Gray’s next single came to him in a dream, an experience he assures me is not exactly an irregular occurrence, but one that still remains somewhat prophetic. “I’m not like a superstitious person or anything,” he says, “but I do think that music kind of comes to you, rather than you looking for it.” This song in particular found him at 2AM, pouring out of his brain and onto the page in just a few minutes. Once completed, Gray fired over a rough draft to his best friend Ashley without so much as a word, then headed back to bed. “[It] was like my brain needed to get it out of me,” says Gray. ‘Winner’ begins with pained ruminations on the divorce of Gray’s parents, offering a tiny glimpse into the tumult of the singer’s life before pop stardom.

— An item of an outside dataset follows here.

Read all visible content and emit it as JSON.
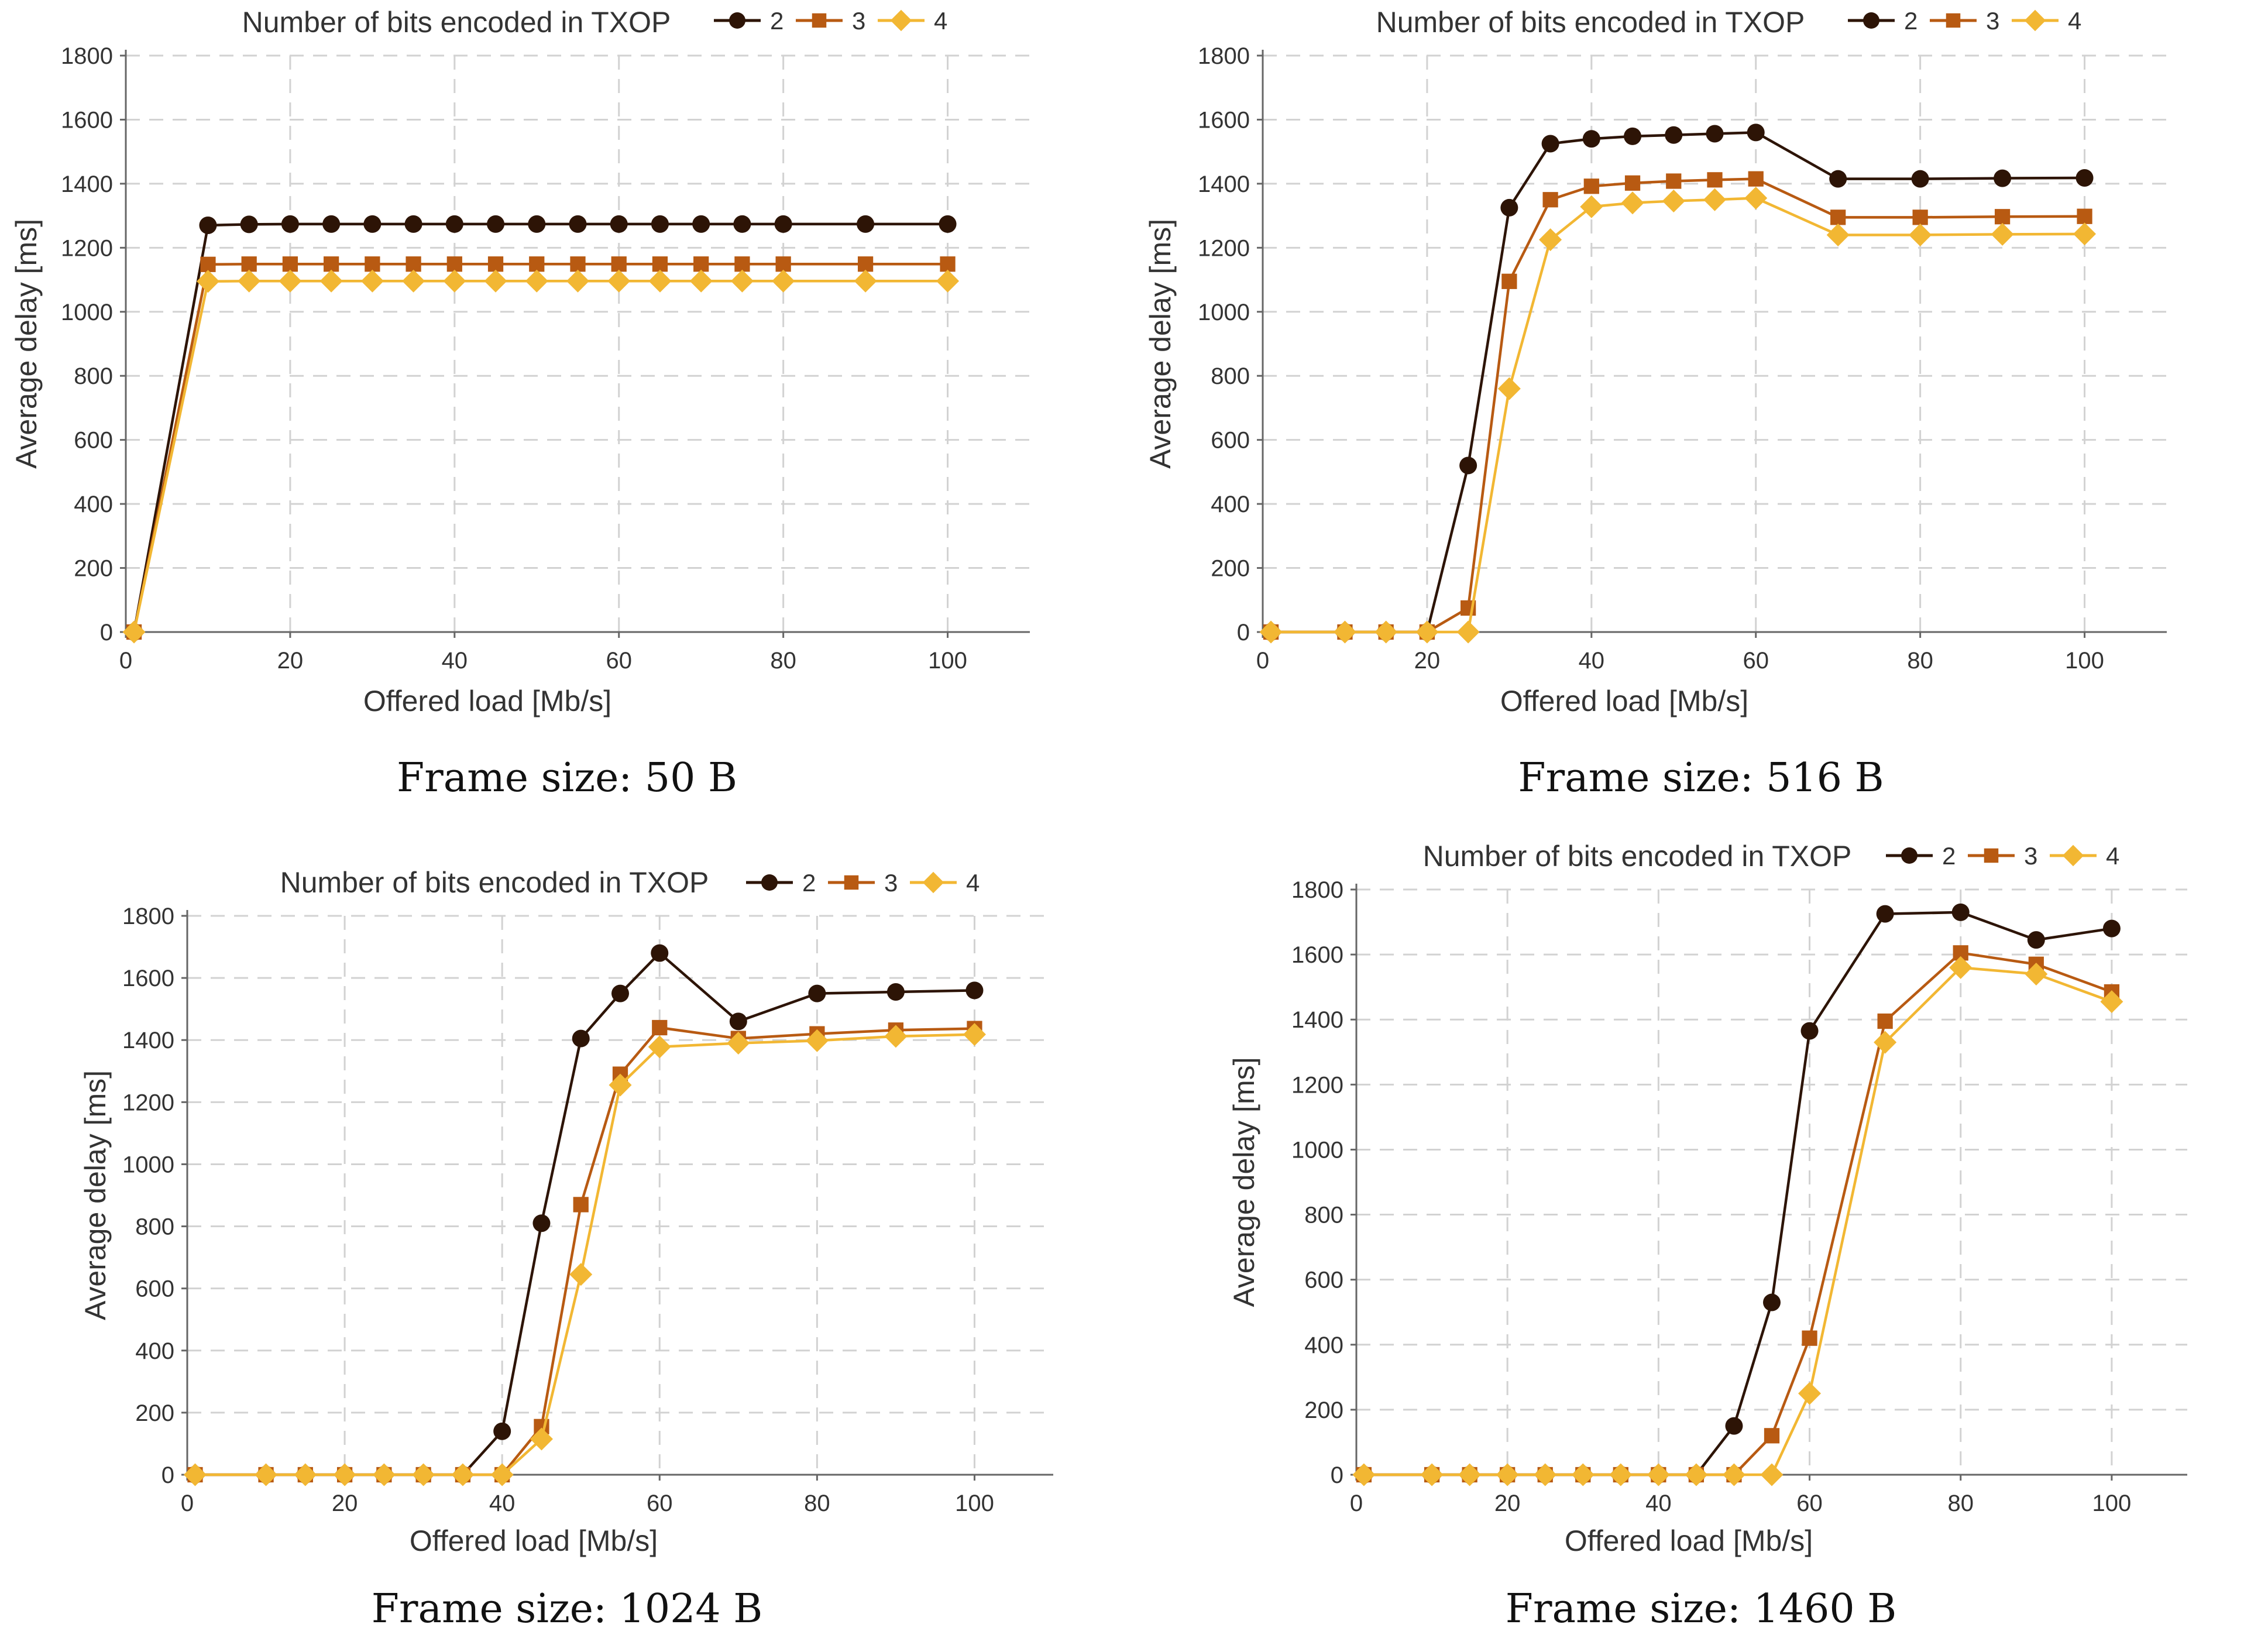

Gray has spoken openly about his fractured family dynamic many times, dropping lyrical crumbs across past odes like Superache’s ‘Family Line’ (“God, I have my father’s eyes/But my sister’s when I cry”) and Kidd Krow’s ‘The Story’ that yearn to breakfree from the strife and heartache of blood ties. But ‘Winner’ is different. The track is balladic in the way of a Karaoke epic that should only be sung, or screamed, after two bottles of wine, kitted out with the ever-building orchestral fluorishes of Greg Kurstin (Grammy award-winning songwriter and producer to the likes of Lily Allen & Adele). The duo work in tandem to pull every last morsel from the deepest recesses of Gray’s heart and soul, telling a tale that relishes in the defeat after a lengthy struggle. “There’s no one who has ever done better, at making me feel worse/You really are the winner” he croons with force over sizzling guitar rips. Barely disguising his heartfelt platitudes on family and retribution, Gray amps up the codes of nostalgia tenfold in the track’s accompanying visuals. ‘Winner’ is a riff on a darker side of the American Dream, where the picket fence is smashed to smithereens and animosity lurks in the drains of a suburban cul de sac.